Wissen generieren: Das „Kompetenznetz Public Health zu COVID-19“

Generating knowledge: The Public Health Competence Network on COVID-19
  • Sinah Evers EMAIL logo , Hajo Zeeb and Ansgar Gerhardus
From the journal Public Health Forum

Zusammenfassung

Um die wissenschaftliche Basis für Maßnahmen gegen COVID-19 zu schaffen, ist eine interdisziplinäre Zusammenarbeit notwendig. Im März 2020 wurde das „Kompetenznetz Public Health zu COVID-19“ gegründet, um evidenzbasierte Erkenntnisse zu sammeln, aufzubereiten und zu disseminieren. Im Juni waren bereits über 30 Fachgesellschaften an der Bereitstellung abgestimmter Informationen beteiligt: Bis November wurden fast 50 „Policy Briefs“ und Hintergrundpapiere in fachübergreifender Zusammenarbeit verfasst.

Abstract

Interdisciplinary collaboration is needed to create a scientific basis for measures against COVID-19. The “Competence Network Public Health on COVID-19“ was founded in March 2020 to collect, prepare and disseminate evidence-based findings. By June 2020 more than 30 professional societies were involved in providing coordinated information. By November, almost 50 policy briefs and background papers had been written in interdisciplinary cooperation.

Ausgangssituation

Die seit Anfang 2020 neu auftretende COVID-19 Pandemie hat sich sehr schnell global ausgebreitet und zeitnah immense gesundheitliche, gesellschaftliche und wirtschaftliche Folgen nach sich gezogen. In kürzester Zeit galt es, die Übertragung, den Verlauf und die Folgen der Krankheit zu erforschen, um geeignete Gegenmaßnahmen veranlassen zu können. Fragen zur Verbreitung, zu Auswirkungen in bestimmten Bevölkerungsgruppen, Schutzmaßnahmen und deren Nebenwirkungen, ethischen Aspekten oder ökonomischen Folgen gehen jedoch weit über einzelne wissenschaftliche Disziplinen hinaus. Gleichzeitig ist es in dieser Situation wichtig, politisch Verantwortliche und die Bevölkerung nicht durch unbestätigte, teilweise auch widersprüchliche Informationen zu verunsichern.

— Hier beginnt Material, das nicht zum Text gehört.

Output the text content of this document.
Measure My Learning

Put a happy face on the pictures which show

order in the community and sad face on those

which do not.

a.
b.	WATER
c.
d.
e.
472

Vor diesem Hintergrund entstand die Idee, möglichst viele wissenschaftliche Fachgesellschaften aus dem erweiterten Public-Health-Bereich in einem Netzwerk zusammenzubringen und gemeinsam abgestimmte und geprüfte Informationen zu erstellen.

Ziel und Umsetzung

Ziel des Ende März 2020 gegründeten „Kompetenznetz Public Health zu COVID-19“ ist es, kurzfristig zuverlässige, interdisziplinäre Expertise zu COVID-19 für Entscheidungsprozesse verfügbar zu machen. Dafür werden wissenschaftliche Erkenntnisse zusammengestellt, aufbereitet und in verständlicher Form verbreitet. Sich zu vernetzen soll dabei die Vorteile haben, Mehrfacharbeiten zu vermeiden, Ressourcen zu bündeln, die Perspektiven von Expert*innen unterschiedlicher Fachrichtungen einzubringen, deren jeweilige Reichweite zu nutzen und so Synergieeffekte zu erzeugen.

Anfang Juni 2020 waren bereits über 30 wissenschaftliche Fachgesellschaften aus Deutschland, Österreich, der Schweiz und Europa zusammengeschlossen. Eine Webseite (https://www.public-health-covid19.de) wurde in kurzer Zeit entwickelt und eine flexible Kommunikationsstruktur etabliert. Beispielhafte Ergebnisse der „ersten Stunde“ waren ein Policy Brief zur Wirkung von Schulschließungen und -öffnungen [1] oder ein Hintergrundpapier u.a. zur Frage, ob die Pandemie und die Schutzmaßnahmen die soziale Ungleichheit verschärfen [2]. Als finanzielle Ressourcen standen nur die Bordmittel der beteiligten Institutionen zur Verfügung.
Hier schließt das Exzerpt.